Question:
What is a nuclear breeder reactor?
this screaming inside my head
2007-07-31 10:04:44 UTC
In the book i got at the library: the radioactive boy scout, it says he tries to build a nuclear breeder reactor and i have no ideawhat it is so can somebody tell me? Thanks in advance!
Four answers:
throbbin
2007-07-31 10:08:57 UTC
it is basically a nuclear reactor which uses the neutrons produced to "breed" more radioactive material.



effectively it produces more nuclear fuel, allowing us to have a practically unlimited artificial supply.



It would be akin to making synthetic oil.
Thomas M
2007-07-31 11:25:35 UTC
The "Atomic Piles" which were used in the 1950's and 60's to produce plutonium from uranium for use in nuclear weapons produced a lot of waste heat. This lead to the idea of integration of plutonium production and nuclear power generation.



"Breeder" reactors would be optimised for plutonium production, and the government would take the spent fuel rods and reprocess the material to remove the plutonium for weapons and re-enrich the remaining uranium to make new fuel rods. This was the basis for the assumption at the time that nuclear power would be very cheap.



By the late 1960's the assumption that more plutonium would be needed indefinitely because we would use up nuclear weapons in wars was shown to be incorrect. Meanwhile the nuclear power industry was not doing so well because the government was not producing new fuel rods for next to nothing, as had been assumed.



The justification for breeder reactors was shifted to using the plutonium in power reactors. This would make nuclear power cheaper, and solve the problem of accumulating spent fuel rods at the reactor sites. The slogan was that the breeder reactors would "produce more fuel than they consumed".



President Nixon (1969 t0 1973) was a proponent of this idea. but it went no where as there were many problems with the plan relating to safety and proliferation. When the price of oil quadrupled in 1973 -74, the price of all other fuels went up (I think that coal went up to 7 times its 1972 price).



Companies like GE which had sold nuclear reactors to electric utilities with 20 and 30 year fixed price contracts for fuel rods found themselves in a bind. The courts ended up voiding most if not all of these contracts, and nuclear power got a lot more expensive to produce.



This and other problems caused the electrical power industry to fall out of love with nuclear reactors, and none have been built for several decades.
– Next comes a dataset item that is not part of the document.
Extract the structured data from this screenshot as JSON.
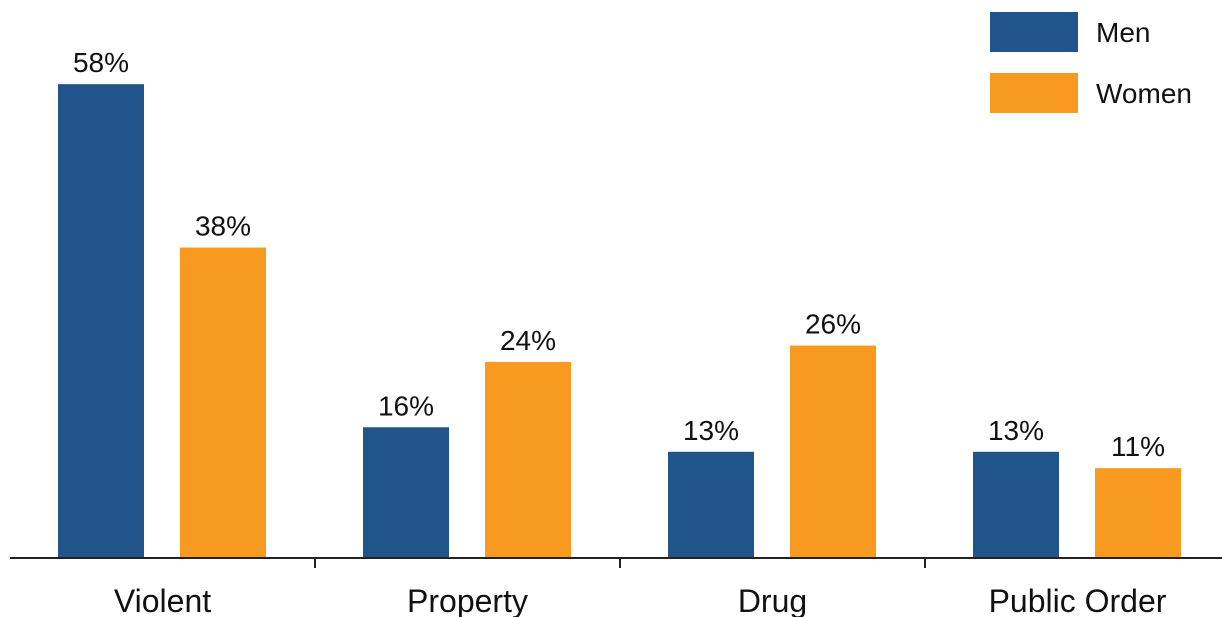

Nuclear power is now being advocated again, but as far as I know the cost and waste disposal problems are stil unsolved.
Vincent G
2007-07-31 10:16:55 UTC
The uranium used as nuclear fuel is made up of U235 fissile (a small proportion) and U238 fertile (97% for enriched uranium, 99.2% for non enriched natural uranium).



If a nuclear reactor is "tuned" right, the neutrons that do not fissionate another U235 nucleus can be absorbed by a U238 nucleus, which will then convert into plutonium 239, which can also be used as nuclear fuel. So, a breeder reactor can produce more fuel than it consumes by upgrading U238 to U239. This reaction, by the way, is how weapon grade plutonium is produced.
2007-07-31 12:37:27 UTC
it is basically a nuclear reactor which uses the neutrons produced to "breed" more radioactive material.



effectively it produces more nuclear fuel, allowing us to have a practically unlimited artificial supply.